Never mind that the suspect descriptions that [Officer Edgar Gonzalez of Brooklyn’s 88th Precinct] was working off of gave blacks and Hispanics as robbery, burglary and shooting suspects. To avoid an accusation of racial profiling, he should have stopped whites and Asians for crimes committed — according to their victims — exclusively by blacks and Hispanics.
That helps us focus on the real issue here: to what extent is the disproportionate racial imbalance in “stop-and-frisk” a legitimate by-product of fighting crime? What metric do you judge it by? The proportion of criminals who are black and Hispanic? The proportion of innocent people who are black and Hispanic? Or some more complex metric? Dylan Matthews complicates Mac Donald’s argument:
The Bloomberg administration says that it’s focusing stops on areas with lots of crime. But [Jeffrey Fagan, a criminologist at Columbia Law School] found that even if you control for the crime rate, the racial makeup of a precinct is a good predictor of the number of stops.
“The percent Black population and the percent Hispanic population predict higher numbers of stops, controlling for the local crime rate and the social and economic characteristics of the precinct,” Fagan’s report explains. “The crime rate is significant as well, so the identification of the race effects suggests that racial composition has a marginal influence on stops, over and above the unique contributions of crime.”
Cassidy adds:
Fagan’s analysis also showed that blacks and Hispanics, once they had been stopped, were more likely to be subjected to the use of force, even though the probability of the stop resulting in further action—like an arrest, or a summons—was actually lower in cases involving minorities than in those involving whites.

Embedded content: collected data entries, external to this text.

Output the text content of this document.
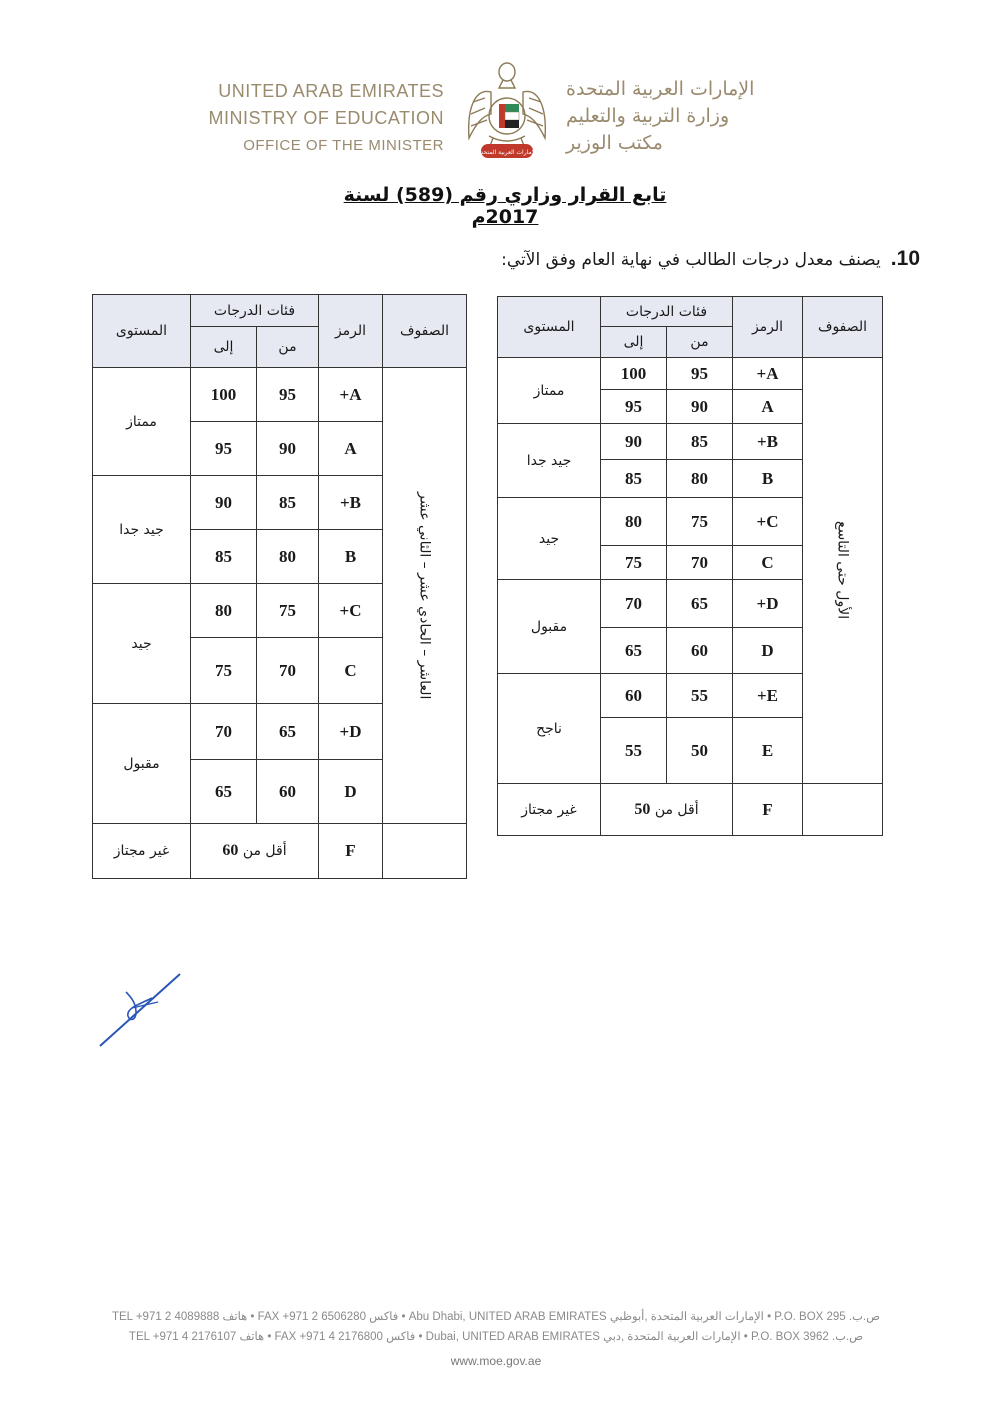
UNITED ARAB EMIRATES
MINISTRY OF EDUCATION
OFFICE OF THE MINISTER	الإمارات العربية المتحدة
الإمارات العربية المتحدة
وزارة التربية والتعليم
مكتب الوزير
تابع القرار وزاري رقم (589) لسنة 2017م
10.يصنف معدل درجات الطالب في نهاية العام وفق الآتي:
الصفوف	الرمز	فئات الدرجات		المستوى
		من	إلى	

الأول حتى التاسع	A+	95	100	ممتاز
	A	90	95	
	B+	85	90	جيد جدا
	B	80	85	
	C+	75	80	جيد
	C	70	75	
	D+	65	70	مقبول
	D	60	65	
	E+	55	60	ناجح
	E	50	55	
	F	أقل من 50		غير مجتاز
الصفوف	الرمز	فئات الدرجات		المستوى
		من	إلى	

العاشر – الحادي عشر – الثاني عشر	A+	95	100	ممتاز
	A	90	95	
	B+	85	90	جيد جدا
	B	80	85	
	C+	75	80	جيد
	C	70	75	
	D+	65	70	مقبول
	D	60	65	
	F	أقل من 60		غير مجتاز
TEL +971 2 4089888 هاتف • FAX +971 2 6506280 فاكس • Abu Dhabi, UNITED ARAB EMIRATES الإمارات العربية المتحدة ,أبوظبي • P.O. BOX 295 .ص.ب
TEL +971 4 2176107 هاتف • FAX +971 4 2176800 فاكس • Dubai, UNITED ARAB EMIRATES الإمارات العربية المتحدة ,دبي • P.O. BOX 3962 .ص.ب
www.moe.gov.ae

That, to me, gets at another core question: how on earth do the human beings tasked with this job not fall into racial profiling and not get hardened in ways that mean more cop violence in minority neighborhoods? You don’t have to believe cops are racist to see that stop-and-frisk by its very nature will often lead to abuse, unless countered by almost super-human virtue. The test for me is whether black and Hispanic citizens who live in high crime neighborhoods believe the trade-off is worth it. And the answer to that is mixed:
Black voters disapprove of stop and frisk 69 – 25 percent while approval is 57 – 37 percent among white voters and 53 – 45 percent among Hispanic voters, the independent Quinnipiac University poll finds … A decrease in police use of stop and frisk would not lead to an increase in gun violence, voters say 50 – 41 percent, again with significant racial division. Black voters say 63 – 28 percent the reductions would not lead to more crime. White voters believe it would 49 – 39 percent and Hispanic voters agree 52 – 46 percent.
Robert VerBruggen offers another point:
[I]f police are targeting minorities for stop-and-frisk above and beyond their likelihood of being involved in a crime, we might expect searches of minorities to be less likely to uncover concrete evidence of criminal activity. We do see this to some extent: Whites were carrying weapons 1.9 percent of the time; the number for blacks was 1.1, Hispanics, 1.3. For “contraband other than weapons,” the numbers are 2.3 percent for whites, 1.8 percent for blacks, and 1.7 percent for Hispanics.
However, Mayor Bloomberg has said he’s specifically targeting guns, and on that front the trend runs in the opposite direction: 0.16 percent of stopped blacks were carrying guns, as compared with 0.07 percent of whites and 0.09 percent of Hispanics.
Weak. If whites are more likely to be carrying contraband and weapons, the disparity in gun-carrying does not seem to me to be enough to justify the huge racial imbalance in overall stop-and-frisk. And the experience of feeling racially profiled routinely by cops – whatever the actual motivation – is a huge social and constitutional issue. No minority group should feel as if the law is designed to target them because of their race. That cost is real – in political, social and human terms. And the huge escalation of stop-and-frisk in the last decade – long after the biggest drops in crime – suggests we are veering toward something close to a police state in some areas.
Time to recalibrate – as the polling for race for mayor seems to indicate.